The show in question took place on April 13, with Ofcom receiving 755 complaints. During one segment, Holmes was discussing the conspiracy theories with the programme’s Consumer Editor, Alice Beer, when he stated:

The only thing I would say, I totally agree with everything you are saying but what I don’t accept is mainstream media immediately slapping that down as not true when they do not know it’s not true. No-one should attack or damage or do anything like that. But it is very easy to say it is not true because it suits the state narrative. That’s all I would say as someone with an enquiring mind.

David Icke, the conspiracy theorist behind much of the absurdity, retweeted an edited response which seemed to demonstrate Holmes was in support of his messages.

Ofcom has issued guidance to ITV to ensure content does not enflame the current situation or add credibility to misinformation. This is effectively what Holmes did in his egotistical attempt to be philosophical.

Moving onto ESTV, Ofcom has taken a much more hardened approach. After an interview with David Icke on its local television channel London Live, the regulator received 48 complaints after the conspiracy theories went completely unchallenged by host Brian Rose.

Ofcom has concluded the show has the potential to cause considerable harm, as ESTV did not do enough to present Icke’s thoughts as theories. The ruling states:

Ofcom stresses that there is no prohibition on broadcasting views which diverge from or challenge official authorities on public health information, but it was the responsibility of ESTV to ensure viewers were adequately protected from potential harm by, for example, challenging those views and placing them in context. Ofcom’s Decision is therefore that the Licensee did not adequately protect viewers from potential harm, in breach of Rule 2.1, and we considered this breach to be serious.

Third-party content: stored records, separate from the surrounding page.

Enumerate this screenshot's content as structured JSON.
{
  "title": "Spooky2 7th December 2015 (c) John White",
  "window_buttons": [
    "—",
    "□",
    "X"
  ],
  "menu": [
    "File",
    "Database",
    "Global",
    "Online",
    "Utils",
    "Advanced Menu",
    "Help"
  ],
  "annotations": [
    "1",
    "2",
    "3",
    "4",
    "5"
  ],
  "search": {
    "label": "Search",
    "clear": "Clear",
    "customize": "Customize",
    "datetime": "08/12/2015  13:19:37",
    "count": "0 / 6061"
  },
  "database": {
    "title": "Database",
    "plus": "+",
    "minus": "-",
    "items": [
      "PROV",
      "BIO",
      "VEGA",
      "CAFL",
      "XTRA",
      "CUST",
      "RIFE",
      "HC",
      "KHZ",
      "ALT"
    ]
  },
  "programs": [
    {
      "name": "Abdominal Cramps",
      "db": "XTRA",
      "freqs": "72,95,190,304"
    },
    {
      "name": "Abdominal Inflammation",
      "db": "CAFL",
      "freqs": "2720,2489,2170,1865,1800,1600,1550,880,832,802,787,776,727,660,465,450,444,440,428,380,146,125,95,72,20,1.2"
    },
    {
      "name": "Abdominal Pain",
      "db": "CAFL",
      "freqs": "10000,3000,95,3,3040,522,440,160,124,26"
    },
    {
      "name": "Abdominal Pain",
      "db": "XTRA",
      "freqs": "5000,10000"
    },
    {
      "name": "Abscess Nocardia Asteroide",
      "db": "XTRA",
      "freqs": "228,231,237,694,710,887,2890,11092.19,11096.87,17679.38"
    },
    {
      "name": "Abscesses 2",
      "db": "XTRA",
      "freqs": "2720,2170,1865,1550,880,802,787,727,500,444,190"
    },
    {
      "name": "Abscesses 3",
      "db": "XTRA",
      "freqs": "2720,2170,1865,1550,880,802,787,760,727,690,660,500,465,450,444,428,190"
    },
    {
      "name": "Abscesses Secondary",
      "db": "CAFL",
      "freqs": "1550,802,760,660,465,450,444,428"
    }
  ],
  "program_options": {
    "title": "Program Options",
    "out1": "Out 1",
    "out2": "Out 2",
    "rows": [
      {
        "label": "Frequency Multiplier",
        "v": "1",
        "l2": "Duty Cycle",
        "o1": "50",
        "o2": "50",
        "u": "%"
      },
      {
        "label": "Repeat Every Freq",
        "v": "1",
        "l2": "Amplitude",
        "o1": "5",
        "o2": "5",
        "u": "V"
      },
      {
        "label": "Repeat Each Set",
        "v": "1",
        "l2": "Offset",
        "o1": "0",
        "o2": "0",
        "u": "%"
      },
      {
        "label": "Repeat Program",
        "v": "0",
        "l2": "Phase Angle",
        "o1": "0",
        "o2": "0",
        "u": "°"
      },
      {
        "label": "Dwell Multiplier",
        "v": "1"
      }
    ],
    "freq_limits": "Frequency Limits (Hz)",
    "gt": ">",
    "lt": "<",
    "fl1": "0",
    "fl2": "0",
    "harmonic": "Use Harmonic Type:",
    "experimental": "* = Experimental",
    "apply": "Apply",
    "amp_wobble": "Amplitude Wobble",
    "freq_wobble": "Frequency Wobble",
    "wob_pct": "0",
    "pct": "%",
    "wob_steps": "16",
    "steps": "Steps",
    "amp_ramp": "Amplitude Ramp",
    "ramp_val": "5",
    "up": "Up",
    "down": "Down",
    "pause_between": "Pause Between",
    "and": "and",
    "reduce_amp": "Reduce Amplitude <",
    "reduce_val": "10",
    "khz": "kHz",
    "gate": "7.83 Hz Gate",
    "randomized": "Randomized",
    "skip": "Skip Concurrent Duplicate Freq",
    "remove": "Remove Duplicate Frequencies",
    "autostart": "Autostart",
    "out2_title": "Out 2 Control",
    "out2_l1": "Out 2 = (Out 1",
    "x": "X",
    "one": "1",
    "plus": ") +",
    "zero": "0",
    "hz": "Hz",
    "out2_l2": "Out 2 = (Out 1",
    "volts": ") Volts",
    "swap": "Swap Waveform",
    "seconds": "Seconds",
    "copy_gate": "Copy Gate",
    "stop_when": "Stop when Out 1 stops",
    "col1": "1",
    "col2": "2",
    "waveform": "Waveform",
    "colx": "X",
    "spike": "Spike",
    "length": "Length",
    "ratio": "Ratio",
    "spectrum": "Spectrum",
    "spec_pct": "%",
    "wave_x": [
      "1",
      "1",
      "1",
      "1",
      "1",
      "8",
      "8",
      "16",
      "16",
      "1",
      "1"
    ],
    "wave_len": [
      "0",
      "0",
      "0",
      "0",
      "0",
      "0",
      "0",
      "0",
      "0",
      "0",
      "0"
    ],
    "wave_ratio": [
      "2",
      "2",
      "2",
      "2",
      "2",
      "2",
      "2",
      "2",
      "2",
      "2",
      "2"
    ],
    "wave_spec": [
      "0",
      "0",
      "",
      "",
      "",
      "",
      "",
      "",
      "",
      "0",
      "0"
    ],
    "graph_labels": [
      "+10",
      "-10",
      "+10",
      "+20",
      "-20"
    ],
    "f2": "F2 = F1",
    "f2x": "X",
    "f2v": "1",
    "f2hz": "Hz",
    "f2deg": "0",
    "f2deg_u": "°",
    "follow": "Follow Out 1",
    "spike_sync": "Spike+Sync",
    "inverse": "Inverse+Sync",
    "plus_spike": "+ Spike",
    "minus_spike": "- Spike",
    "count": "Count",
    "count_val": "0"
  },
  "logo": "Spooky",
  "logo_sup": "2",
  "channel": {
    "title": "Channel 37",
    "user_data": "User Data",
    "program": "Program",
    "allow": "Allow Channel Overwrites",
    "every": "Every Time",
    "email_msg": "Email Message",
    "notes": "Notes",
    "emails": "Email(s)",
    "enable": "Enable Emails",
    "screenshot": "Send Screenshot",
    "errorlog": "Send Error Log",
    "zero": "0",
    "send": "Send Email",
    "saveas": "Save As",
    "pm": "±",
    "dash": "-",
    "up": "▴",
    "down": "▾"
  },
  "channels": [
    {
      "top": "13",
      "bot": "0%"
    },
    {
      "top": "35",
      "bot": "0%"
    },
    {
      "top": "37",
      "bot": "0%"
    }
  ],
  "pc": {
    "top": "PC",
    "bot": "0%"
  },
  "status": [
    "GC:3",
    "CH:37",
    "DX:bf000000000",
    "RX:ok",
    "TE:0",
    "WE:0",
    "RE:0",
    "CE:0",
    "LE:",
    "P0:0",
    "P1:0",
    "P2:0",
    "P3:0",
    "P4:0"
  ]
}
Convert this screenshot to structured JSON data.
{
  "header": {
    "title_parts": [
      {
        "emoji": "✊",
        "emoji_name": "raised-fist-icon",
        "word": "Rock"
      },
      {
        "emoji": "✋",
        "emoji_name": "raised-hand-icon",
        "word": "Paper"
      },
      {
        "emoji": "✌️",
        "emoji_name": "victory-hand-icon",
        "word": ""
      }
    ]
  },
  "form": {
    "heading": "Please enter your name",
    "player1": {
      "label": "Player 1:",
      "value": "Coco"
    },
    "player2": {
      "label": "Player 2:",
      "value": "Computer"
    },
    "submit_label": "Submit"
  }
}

The Sanction Panel will now consider the evidence to hand out an appropriate punishment.

While there is a risk to free speech principles, a line has to be drawn somewhere. David Icke’s theories about the origin and transmission of COVID-19 are not based on science and pose a risk to society. ESTV should be encouraged to explore such ideas where necessary, but appropriate context should be placed around the discussion. This is where the interviewer Brian Rose failed.

Rose simply sat in his seat and let Icke ramble. Whereas many experienced and respected interviewers might have challenged the pseudoscience and absurdity of the historical context, Rose just allowed the preposterous tale to be told. As such, credibility was offered to the story.

The conspiracy theories should of course be discussed, but balance needs to be offered.

  • Ofcom has recently published test results demonstrating the UK 5G networks continue to operate well within internationally accepted safety levels

  • The International Commission on Non-Ionizing Radiation Protection (ICNIRP), the Germany-based scientific body in charge of setting limits on exposure to radiation, has said 5G poses no more of a threat than other mobile technologies

  • The World Health Organization has denied any link between the spread of coronavirus and 5G

  • Public Health England has pointed out the frequency bands being used by 5G applications have been in use before, for years prior to the COVID-19 outbreak

There is no shortage of experts to decry the link between 5G and COVID-19, but this was not mentioned in the ESTV interview. Little to no balance was offered as the interviewer did an impression of a vase of flowers sat opposite Icke.